Un huis clos. Un regard en arrière.. Un concours de circonstance qui pourrait nous arriver à tous et toutes. Je prends le train un matin, un peu dans le cirage.. et qui je vois, qui vient s’assoir à côté de moi. Le beau gosse… Toutes les filles voulaient sortir avec lui… Moi j’ai eu cette chance. enfin plutôt cette malchance.. Je l’ai « eu » mais il m’en a fait voir de toutes les couleurs! Mais maintenant, le beau gosse, j’en voudrais plus pour tout l’or du monde ! Pire, il me fait pitié.. et du coup les meilleurs moments remontent… ce qui était finalement « sauvable » dans cette horrible relation. En revanche, moi, maintenant, j’ai réussi. J’étais pas top finalement quand j’étais à la fac.. Mal coiffée, moche, mal fringuée, mal dans ma peau. Maintenant, j’ai réussi ma vie.. Mais comment j’ai pu permettre qu’il me traite de cette façon ? En même temps, cela m’a forgé le caractère. sans lui, j’en serais pas là maintenant.. Je me demande s’il a des enfants… ce qu’il est devenu… Et puis au lit… Alors je lui parle ou pas ? Et lui ? il m’a reconnu ? Si oui, va-t-il me parler ?

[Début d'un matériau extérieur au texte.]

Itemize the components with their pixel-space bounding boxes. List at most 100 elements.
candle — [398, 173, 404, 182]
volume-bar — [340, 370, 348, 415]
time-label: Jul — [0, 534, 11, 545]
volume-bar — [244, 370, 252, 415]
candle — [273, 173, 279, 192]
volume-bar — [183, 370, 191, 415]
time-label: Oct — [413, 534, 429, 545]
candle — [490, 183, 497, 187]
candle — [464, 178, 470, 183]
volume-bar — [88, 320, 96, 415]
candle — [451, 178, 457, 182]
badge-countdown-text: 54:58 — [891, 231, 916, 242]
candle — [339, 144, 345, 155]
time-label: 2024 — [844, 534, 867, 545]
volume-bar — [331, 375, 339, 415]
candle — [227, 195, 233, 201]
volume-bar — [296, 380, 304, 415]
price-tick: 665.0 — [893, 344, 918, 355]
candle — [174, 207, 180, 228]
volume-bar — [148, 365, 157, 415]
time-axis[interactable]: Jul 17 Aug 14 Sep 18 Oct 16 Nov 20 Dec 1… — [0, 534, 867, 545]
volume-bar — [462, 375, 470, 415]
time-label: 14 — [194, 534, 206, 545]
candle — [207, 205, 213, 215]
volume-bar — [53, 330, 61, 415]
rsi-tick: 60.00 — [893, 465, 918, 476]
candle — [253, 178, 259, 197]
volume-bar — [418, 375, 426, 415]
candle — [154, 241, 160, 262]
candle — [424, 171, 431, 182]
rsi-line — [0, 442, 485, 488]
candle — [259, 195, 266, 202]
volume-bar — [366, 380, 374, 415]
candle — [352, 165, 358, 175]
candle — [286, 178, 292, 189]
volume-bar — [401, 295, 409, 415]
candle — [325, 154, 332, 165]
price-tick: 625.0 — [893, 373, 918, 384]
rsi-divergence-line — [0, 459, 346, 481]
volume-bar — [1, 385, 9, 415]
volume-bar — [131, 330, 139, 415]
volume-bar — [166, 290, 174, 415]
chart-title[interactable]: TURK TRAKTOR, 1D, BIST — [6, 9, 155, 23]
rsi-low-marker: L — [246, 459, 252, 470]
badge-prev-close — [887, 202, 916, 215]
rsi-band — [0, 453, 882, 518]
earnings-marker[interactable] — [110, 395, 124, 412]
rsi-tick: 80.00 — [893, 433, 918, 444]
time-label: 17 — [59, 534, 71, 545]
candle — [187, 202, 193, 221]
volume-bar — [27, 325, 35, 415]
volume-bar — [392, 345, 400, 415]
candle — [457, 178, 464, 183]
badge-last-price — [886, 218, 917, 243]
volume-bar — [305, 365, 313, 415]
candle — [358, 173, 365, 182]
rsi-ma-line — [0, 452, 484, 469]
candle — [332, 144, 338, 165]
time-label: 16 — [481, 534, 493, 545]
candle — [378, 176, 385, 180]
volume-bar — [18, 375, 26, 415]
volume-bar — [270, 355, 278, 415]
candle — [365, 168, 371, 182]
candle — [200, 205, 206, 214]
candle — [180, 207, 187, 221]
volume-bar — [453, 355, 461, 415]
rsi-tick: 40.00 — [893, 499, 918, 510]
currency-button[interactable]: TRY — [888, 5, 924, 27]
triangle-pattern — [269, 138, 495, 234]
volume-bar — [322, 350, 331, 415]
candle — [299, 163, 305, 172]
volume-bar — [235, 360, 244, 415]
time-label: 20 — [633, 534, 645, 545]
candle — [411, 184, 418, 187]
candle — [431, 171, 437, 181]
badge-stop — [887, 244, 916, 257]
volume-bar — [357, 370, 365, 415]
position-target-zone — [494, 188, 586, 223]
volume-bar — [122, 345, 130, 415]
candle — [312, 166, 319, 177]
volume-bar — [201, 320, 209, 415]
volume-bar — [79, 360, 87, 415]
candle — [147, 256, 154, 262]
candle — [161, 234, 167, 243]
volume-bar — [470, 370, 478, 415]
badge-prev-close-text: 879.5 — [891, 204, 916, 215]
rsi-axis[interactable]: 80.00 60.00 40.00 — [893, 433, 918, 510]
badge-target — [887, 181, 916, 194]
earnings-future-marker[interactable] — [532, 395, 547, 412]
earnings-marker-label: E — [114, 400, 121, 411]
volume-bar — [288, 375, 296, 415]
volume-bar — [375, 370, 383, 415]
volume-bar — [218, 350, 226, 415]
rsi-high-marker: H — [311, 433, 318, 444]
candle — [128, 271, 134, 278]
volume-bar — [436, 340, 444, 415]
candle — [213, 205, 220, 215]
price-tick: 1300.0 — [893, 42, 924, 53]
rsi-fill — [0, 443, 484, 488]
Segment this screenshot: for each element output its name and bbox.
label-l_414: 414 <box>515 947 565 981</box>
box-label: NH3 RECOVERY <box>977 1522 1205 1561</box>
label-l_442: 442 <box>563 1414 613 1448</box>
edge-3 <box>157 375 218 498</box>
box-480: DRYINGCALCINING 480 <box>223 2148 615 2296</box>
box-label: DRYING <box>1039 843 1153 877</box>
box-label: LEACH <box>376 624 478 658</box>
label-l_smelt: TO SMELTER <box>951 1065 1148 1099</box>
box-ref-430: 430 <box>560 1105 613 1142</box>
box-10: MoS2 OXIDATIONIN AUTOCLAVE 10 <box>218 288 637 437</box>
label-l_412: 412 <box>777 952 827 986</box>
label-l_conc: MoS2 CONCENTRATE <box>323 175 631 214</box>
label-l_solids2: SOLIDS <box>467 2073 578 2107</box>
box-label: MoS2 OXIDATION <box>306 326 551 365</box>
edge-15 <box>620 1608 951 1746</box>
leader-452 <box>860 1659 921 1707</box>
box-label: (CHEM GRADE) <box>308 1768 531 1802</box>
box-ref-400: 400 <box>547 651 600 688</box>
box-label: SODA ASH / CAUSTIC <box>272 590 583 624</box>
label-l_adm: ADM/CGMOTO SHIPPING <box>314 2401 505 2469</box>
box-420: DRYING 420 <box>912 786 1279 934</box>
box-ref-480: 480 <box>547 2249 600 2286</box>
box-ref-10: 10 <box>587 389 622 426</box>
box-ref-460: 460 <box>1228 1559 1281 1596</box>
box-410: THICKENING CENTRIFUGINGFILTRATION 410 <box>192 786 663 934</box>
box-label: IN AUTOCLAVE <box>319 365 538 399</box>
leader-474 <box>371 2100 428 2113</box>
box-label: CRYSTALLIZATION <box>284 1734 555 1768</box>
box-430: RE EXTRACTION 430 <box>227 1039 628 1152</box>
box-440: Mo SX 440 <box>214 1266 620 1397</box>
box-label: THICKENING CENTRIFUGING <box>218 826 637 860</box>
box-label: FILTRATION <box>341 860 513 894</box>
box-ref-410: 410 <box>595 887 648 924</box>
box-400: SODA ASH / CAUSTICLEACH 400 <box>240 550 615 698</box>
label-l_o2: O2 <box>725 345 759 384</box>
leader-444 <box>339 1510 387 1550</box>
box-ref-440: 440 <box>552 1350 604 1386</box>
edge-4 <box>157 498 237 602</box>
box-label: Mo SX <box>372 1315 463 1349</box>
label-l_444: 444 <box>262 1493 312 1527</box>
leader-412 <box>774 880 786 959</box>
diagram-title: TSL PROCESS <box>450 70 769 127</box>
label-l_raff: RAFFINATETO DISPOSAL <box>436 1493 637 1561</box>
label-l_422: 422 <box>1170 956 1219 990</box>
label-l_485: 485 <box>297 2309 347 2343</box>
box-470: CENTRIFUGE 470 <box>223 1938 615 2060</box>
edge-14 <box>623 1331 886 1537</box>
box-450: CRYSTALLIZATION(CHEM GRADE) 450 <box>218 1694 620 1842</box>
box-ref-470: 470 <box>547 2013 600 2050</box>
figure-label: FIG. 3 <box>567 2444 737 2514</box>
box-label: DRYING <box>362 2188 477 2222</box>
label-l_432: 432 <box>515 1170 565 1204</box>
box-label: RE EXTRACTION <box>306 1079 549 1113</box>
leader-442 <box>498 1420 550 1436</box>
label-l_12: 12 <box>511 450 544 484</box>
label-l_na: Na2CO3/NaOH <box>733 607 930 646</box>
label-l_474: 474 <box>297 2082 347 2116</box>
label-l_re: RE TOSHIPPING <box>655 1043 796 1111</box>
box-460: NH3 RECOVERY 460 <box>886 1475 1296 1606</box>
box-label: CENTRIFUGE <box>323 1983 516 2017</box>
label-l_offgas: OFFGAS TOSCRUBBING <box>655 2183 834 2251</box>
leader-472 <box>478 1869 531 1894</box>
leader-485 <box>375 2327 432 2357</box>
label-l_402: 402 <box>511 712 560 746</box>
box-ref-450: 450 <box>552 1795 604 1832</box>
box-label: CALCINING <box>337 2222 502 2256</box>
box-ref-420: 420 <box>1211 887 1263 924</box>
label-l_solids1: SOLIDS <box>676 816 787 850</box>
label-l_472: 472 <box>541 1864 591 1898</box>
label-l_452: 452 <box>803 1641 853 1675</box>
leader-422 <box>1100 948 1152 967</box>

Très sympa ce petit voyage en train… Me demande bien si quelqu’un i va ressurgir de ma jeunesse un matin … et quels souvenirs remonteront… Vous avez un train à prendre ? Alors n’hésitez pas… et autrement aussi … Ce moment se transpose sur chacun de nous…

 

Extraits :

Jamais un reproche. Jamais une plainte. Mais le silence quand je réponds que j’ai beaucoup de travail en ce moment

Vient un âge où on est coincés entre des enfants indifférents et des parents récalcitrants

Se rappeler que, quand j’ai mal dormi, je passe tout au Kärcher acide

Je ne me pose pas la question. Je continue ce que j’étais censé accomplir – sauf que j’ai un peu perdu le but du voyage

Je m’aperçois que je soupire de plus en plus souvent. Et que je me mets à souffler aussi. Mauvais signe. D’abord, ça éloigne les autres qui vous prennent pour ce que vous êtes – un découragé d’avance

Et à table, le soir, les commentaires. Ou plutôt, les flèches. La lapidation par les mots. Les comparaisons

C’est précieux, parfois, les sujets de conversation anodins. Légers. Sur lesquels on peut rire et broder sans se disputer. Des bulles de savon

Au moment de la rupture, il faudrait pouvoir avoir un aperçu de l’autre des années plus tard. Dans les trois quarts des cas, on cesserait de pleurer et de se lamenter sur son sort

Nous commencions à nous dire que la vie, ensemble… Nous laissions traîner des points de suspension que nous complétions chacun à notre façon

Il y a des gens comme ça, qui traversent les années en flottant, il faut attendre les premières déconvenues sentimentales ou professionnelles, la mort d’un parent ou d’un ami, et tout se fissure. Là, il est quand même bien fissuré

Personne ne nous a dit non plus que le plus dur, ce n’était pas les ruptures, mais la déliquescence. Le délitement des relations, des êtres, des goûts, des corps, de l’envie. Jusqu’à une sorte de marécage où il est impossible de savoir ce que l’on aime. Et ce que l’on déteste. Ce n’est pas un état aussi désagréable qu’on pourrait le penser. C’est juste une atonie. Avec des taches de lumière éparses

Les coups ne portent pas. Je suis déjà à terre.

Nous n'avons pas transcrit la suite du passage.